I saw that a certain question i'm working on, reduces to the following: for wich $n$ odd, $S_n(\frac{-1}{2})=0$? That is: for wich n even $B_n(\frac{-1}{2})=B_n$?
Of course for n even(resp odd) this is always the case.
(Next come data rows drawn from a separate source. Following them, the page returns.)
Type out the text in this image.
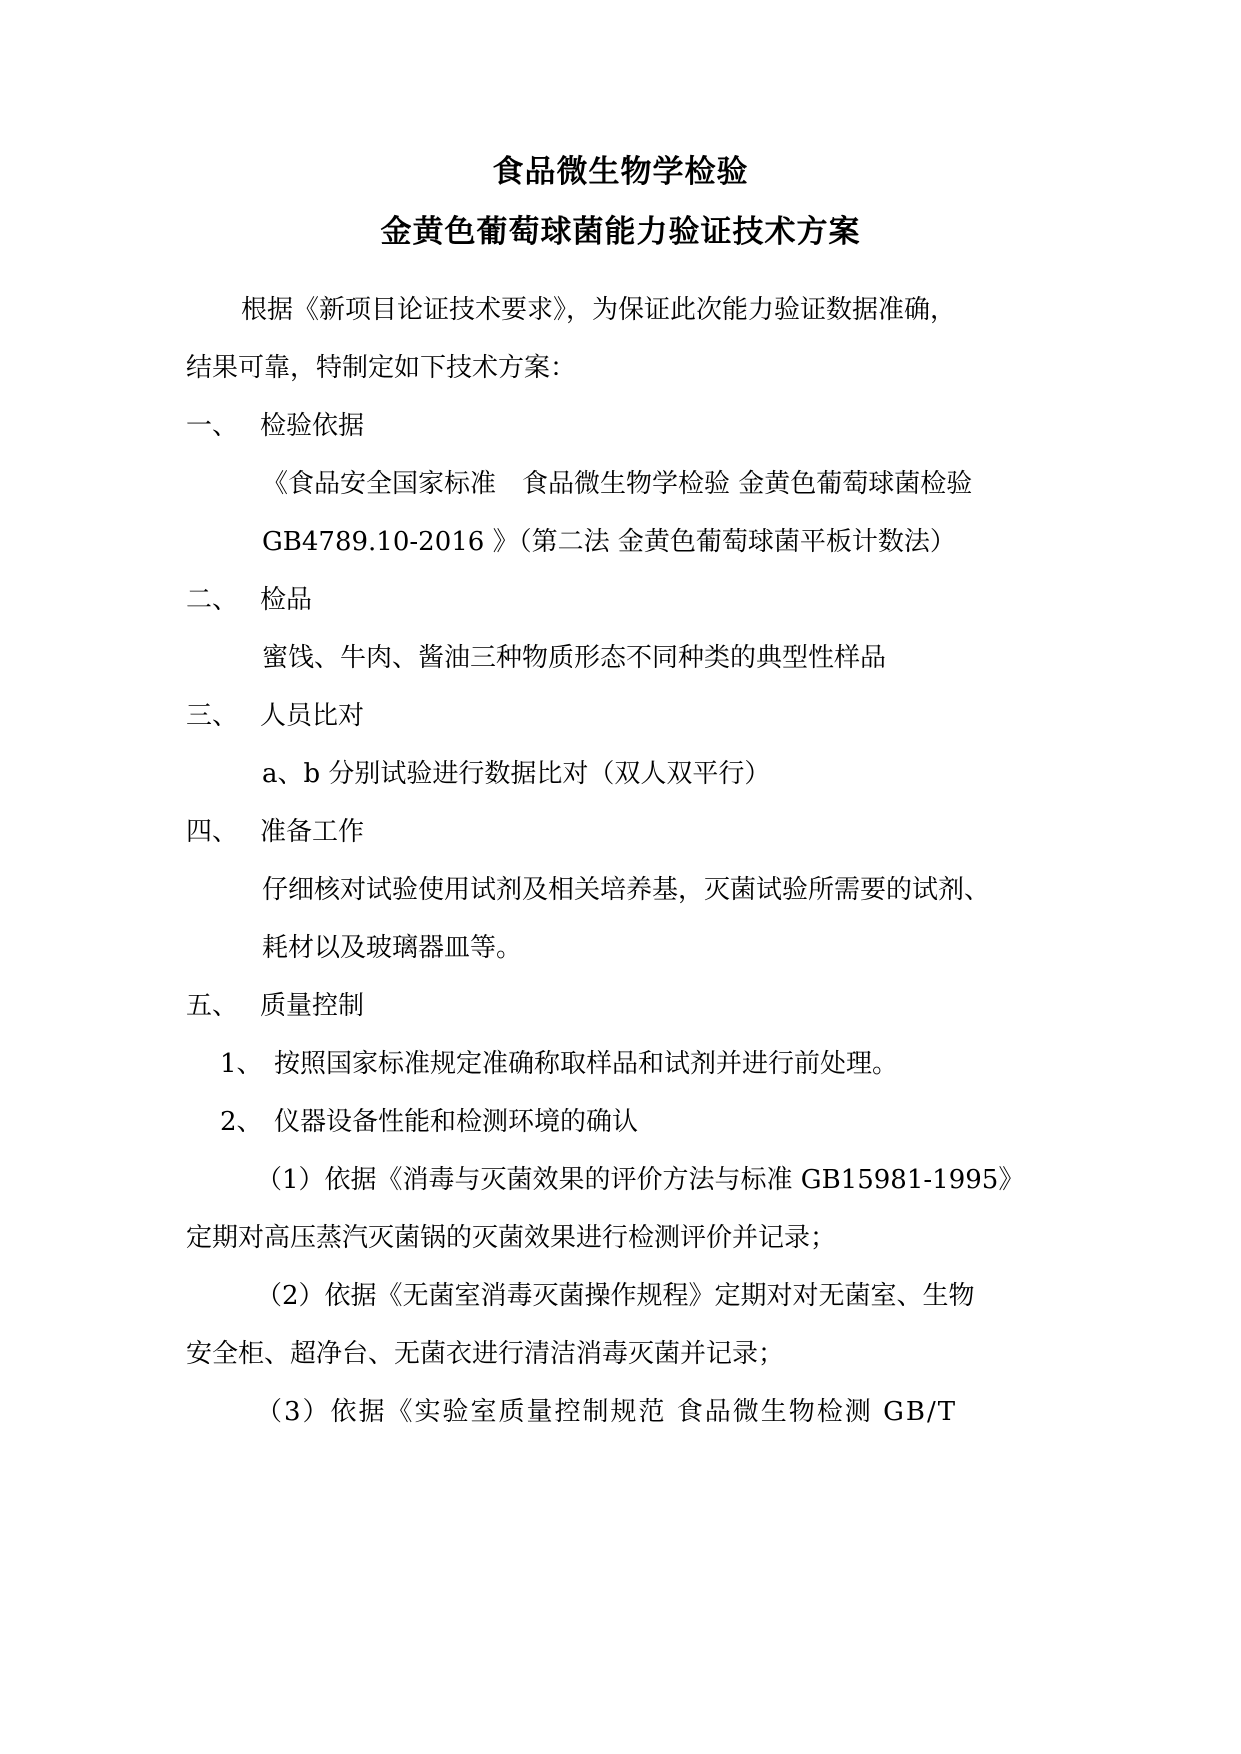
食品微生物学检验
金黄色葡萄球菌能力验证技术方案
根据《新项目论证技术要求》，为保证此次能力验证数据准确，
结果可靠，特制定如下技术方案：
一、 检验依据
《食品安全国家标准　食品微生物学检验 金黄色葡萄球菌检验
GB4789.10-2016 》（第二法 金黄色葡萄球菌平板计数法）
二、 检品
蜜饯、牛肉、酱油三种物质形态不同种类的典型性样品
三、 人员比对
a、b 分别试验进行数据比对（双人双平行）
四、 准备工作
仔细核对试验使用试剂及相关培养基，灭菌试验所需要的试剂、
耗材以及玻璃器皿等。
五、 质量控制
1、 按照国家标准规定准确称取样品和试剂并进行前处理。
2、 仪器设备性能和检测环境的确认
（1）依据《消毒与灭菌效果的评价方法与标准 GB15981-1995》
定期对高压蒸汽灭菌锅的灭菌效果进行检测评价并记录；
（2）依据《无菌室消毒灭菌操作规程》定期对对无菌室、生物
安全柜、超净台、无菌衣进行清洁消毒灭菌并记录；
（3）依据《实验室质量控制规范 食品微生物检测 GB/T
Is this something known from the existing literature about Bernoulli polynomials/numbers?
Thanks for any help!
According to pag 3 of the following article http://ac.els-cdn.com/0021904587900712/1-s2.0-0021904587900712-main.pdf?_tid=aec020e0-7282-11e4-a9ba-00000aab0f6c&acdnat=1416686813_61c8897ff66e12d7ed1920c64b6f87eb
We get, putting $z=\frac{-1}{2}$, $B_{2k}(\frac{-1}{2})\frac{({2\pi})^{2k}}{2(2k)!}(-1)^{k+1} \to -1$.
Putting $z=0$ we get $B_{2k}(0)\frac{({2\pi})^{2k}}{2(2k)!}(-1)^{k+1} \to 1$.
So making the quotient we get that $B_{2k}(0)$ and $B_{2k}(-\frac{1}{2})$ have opposite sign for k large enough(more precisely the quotient converge to -1).
So $S_{2k+1}(\frac{-1}{2}) \neq 0 $ for k large enough.
Since it seems a very delicate argument because it works just because we ahave different signs in the same expression i would be glad if someone confirms me that it's everything correct and this answer my original question.